While all these experiments were taking place, Banting had mainly been preparing dogs for experiments and finding new ways to make insulin for mass production and had little involvement in the trials or resulting papers.
Banting became desperate to gain recognition, and by late 1922 his anger and disappointment began to cause conflict. At one point, Collip threatened to leave the group without passing on his purification process. Banting reportedly came to blows with him in university halls.
While many different reports still circulate about who should be given the credit for discovering insulin, it was Banting who started the wheels in motion — despite his limited experience in the field — and put together a team that developed the most significant advancement for diabetes management.
Nobel Prize controversy
The Canadian 100 dollar bill commemorates the Nobel Prize for the discovery of insulin.
In 1923, a Danish physiologist called August Kroch put forward a joint Nobel Prize nomination for Banting and MacLeod, based on Banting’s idea and MacLeod’s guidance.

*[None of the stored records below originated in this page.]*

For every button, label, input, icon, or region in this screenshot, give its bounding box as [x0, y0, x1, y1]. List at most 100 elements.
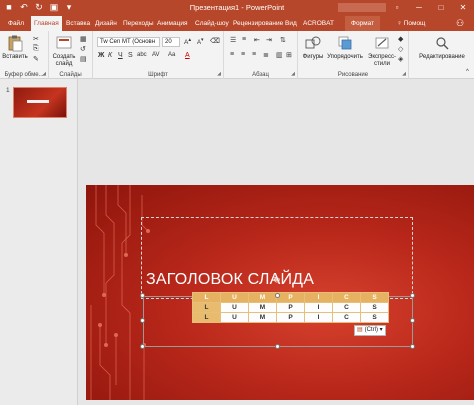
slide-table[interactable]: L U M P I C S L U M P I C S L U M P I C … — [192, 292, 389, 323]
char-spacing-button[interactable]: AV — [152, 52, 160, 58]
paste-options-button[interactable]: ▤ (Ctrl) ▾ — [354, 325, 386, 336]
table-cell[interactable]: L — [192, 292, 221, 303]
resize-handle[interactable] — [410, 293, 415, 298]
table-cell[interactable]: P — [276, 302, 305, 313]
tab-view[interactable]: Вид — [285, 16, 297, 31]
shadow-button[interactable]: abc — [137, 52, 147, 58]
magnifier-icon — [436, 37, 449, 50]
fill-icon[interactable]: ◆ — [398, 35, 403, 43]
table-cell[interactable]: M — [248, 302, 277, 313]
arrange-label: Упорядочить — [327, 54, 363, 60]
table-cell[interactable]: L — [192, 312, 221, 323]
table-cell[interactable]: U — [220, 292, 249, 303]
slide-title[interactable]: ЗАГОЛОВОК СЛАЙДА — [146, 271, 314, 289]
clear-format-icon[interactable]: ⌫ — [210, 37, 220, 45]
clipboard-launcher-icon[interactable]: ◢ — [42, 71, 46, 77]
increase-indent-icon[interactable]: ⇥ — [266, 36, 272, 44]
table-cell[interactable]: I — [304, 292, 333, 303]
tab-review[interactable]: Рецензирование — [233, 16, 283, 31]
grow-font-icon[interactable]: A▴ — [184, 37, 191, 46]
align-center-icon[interactable]: ≡ — [241, 51, 245, 58]
paragraph-launcher-icon[interactable]: ◢ — [291, 71, 295, 77]
ribbon-tabs: Файл Главная Вставка Дизайн Переходы Ани… — [0, 16, 474, 31]
table-cell[interactable]: I — [304, 312, 333, 323]
tab-file[interactable]: Файл — [8, 16, 24, 31]
table-cell[interactable]: M — [248, 312, 277, 323]
shapes-button[interactable]: Фигуры — [300, 34, 326, 61]
tab-acrobat[interactable]: ACROBAT — [303, 16, 334, 31]
resize-handle[interactable] — [410, 344, 415, 349]
tab-insert[interactable]: Вставка — [66, 16, 90, 31]
table-cell[interactable]: L — [192, 302, 221, 313]
resize-handle[interactable] — [140, 293, 145, 298]
table-cell[interactable]: S — [360, 302, 389, 313]
resize-handle[interactable] — [275, 293, 280, 298]
align-left-icon[interactable]: ≡ — [230, 51, 234, 58]
cut-icon[interactable]: ✂ — [33, 35, 39, 43]
table-cell[interactable]: S — [360, 312, 389, 323]
editing-button[interactable]: Редактирование — [415, 34, 469, 61]
minimize-icon[interactable]: ─ — [408, 0, 430, 16]
font-name-select[interactable]: Tw Cen MT (Основн — [97, 37, 160, 47]
font-size-select[interactable]: 20 — [162, 37, 180, 47]
table-cell[interactable]: M — [248, 292, 277, 303]
table-cell[interactable]: U — [220, 312, 249, 323]
resize-handle[interactable] — [140, 344, 145, 349]
table-cell[interactable]: P — [276, 312, 305, 323]
close-icon[interactable]: ✕ — [452, 0, 474, 16]
tab-slideshow[interactable]: Слайд-шоу — [195, 16, 229, 31]
paste-button[interactable]: Вставить — [2, 34, 28, 61]
underline-button[interactable]: Ч — [118, 52, 123, 59]
font-group-label: Шрифт — [148, 72, 168, 78]
decrease-indent-icon[interactable]: ⇤ — [254, 36, 260, 44]
columns-icon[interactable]: ▥ — [276, 51, 283, 59]
layout-icon[interactable]: ▦ — [80, 35, 87, 43]
arrange-button[interactable]: Упорядочить — [324, 34, 366, 61]
bullets-icon[interactable]: ☰ — [230, 36, 236, 44]
align-right-icon[interactable]: ≡ — [252, 51, 256, 58]
tab-transitions[interactable]: Переходы — [123, 16, 154, 31]
resize-handle[interactable] — [410, 318, 415, 323]
resize-handle[interactable] — [275, 344, 280, 349]
font-color-button[interactable]: A — [185, 52, 190, 59]
table-cell[interactable]: C — [332, 312, 361, 323]
ribbon-display-icon[interactable]: ▫ — [386, 0, 408, 16]
effects-icon[interactable]: ◈ — [398, 55, 403, 63]
tab-animations[interactable]: Анимация — [157, 16, 188, 31]
numbering-icon[interactable]: ≡ — [242, 36, 246, 43]
collapse-ribbon-icon[interactable]: ^ — [466, 69, 469, 75]
copy-icon[interactable]: ⎘ — [33, 45, 39, 53]
account-name[interactable] — [338, 3, 386, 12]
section-icon[interactable]: ▤ — [80, 55, 87, 63]
new-slide-button[interactable]: Создать слайд — [52, 34, 76, 68]
table-cell[interactable]: U — [220, 302, 249, 313]
share-icon[interactable]: ⚇ — [454, 18, 466, 29]
tab-home[interactable]: Главная — [31, 16, 62, 31]
justify-icon[interactable]: ≣ — [263, 51, 269, 59]
italic-button[interactable]: К — [108, 52, 112, 59]
table-cell[interactable]: C — [332, 292, 361, 303]
smartart-icon[interactable]: ⊞ — [286, 51, 292, 59]
maximize-icon[interactable]: □ — [430, 0, 452, 16]
tab-format[interactable]: Формат — [345, 16, 381, 31]
drawing-launcher-icon[interactable]: ◢ — [402, 71, 406, 77]
table-cell[interactable]: C — [332, 302, 361, 313]
change-case-button[interactable]: Aa — [168, 52, 175, 58]
table-cell[interactable]: S — [360, 292, 389, 303]
shrink-font-icon[interactable]: A▾ — [197, 37, 204, 46]
outline-icon[interactable]: ◇ — [398, 45, 403, 53]
tab-design[interactable]: Дизайн — [95, 16, 117, 31]
help-search[interactable]: ♀ Помощ — [397, 16, 425, 31]
font-launcher-icon[interactable]: ◢ — [217, 71, 221, 77]
rotate-handle-icon[interactable]: ↻ — [273, 275, 281, 286]
format-painter-icon[interactable]: ✎ — [33, 55, 39, 63]
table-cell[interactable]: I — [304, 302, 333, 313]
table-cell[interactable]: P — [276, 292, 305, 303]
strikethrough-button[interactable]: S — [128, 52, 133, 59]
reset-icon[interactable]: ↺ — [80, 45, 86, 53]
text-direction-icon[interactable]: ⇅ — [280, 36, 286, 44]
table-row: L U M P I C S — [192, 312, 389, 323]
resize-handle[interactable] — [140, 318, 145, 323]
quick-styles-button[interactable]: Экспресс- стили — [364, 34, 400, 68]
bold-button[interactable]: Ж — [98, 52, 104, 59]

Banting was the first Nobel nominee from Canada, and a bottle of insulin now takes pride of place on the Canadian 100 dollar bill as a result.
However, the Nobel committee could only award the coveted prize to between one and three people. Banting was furious on hearing about MacLeod’s co-nomination, believing that Best should have been given the nomination instead, and nearly turned down the award.
However, he had a change of heart and instead shared his credit and prize money with Best. When MacLeod found out, he did the same with Collip.
Years later, long after Banting’s death in a plane crash in 1941, the official history of the Nobel Prize publicly acknowledged Best’s contribution to the development of insulin.
A team of people discovered insulin.
Frederick G. Banting came up with a way to extract pancreatic extract in 1921; John MacLeod, the head of physiology at The University of Toronto, oversaw this process; Charles Best, Banting’s assistant, helped refine the process, and a biochemist named James Collip helped to purify insulin even further to make it clinically useful.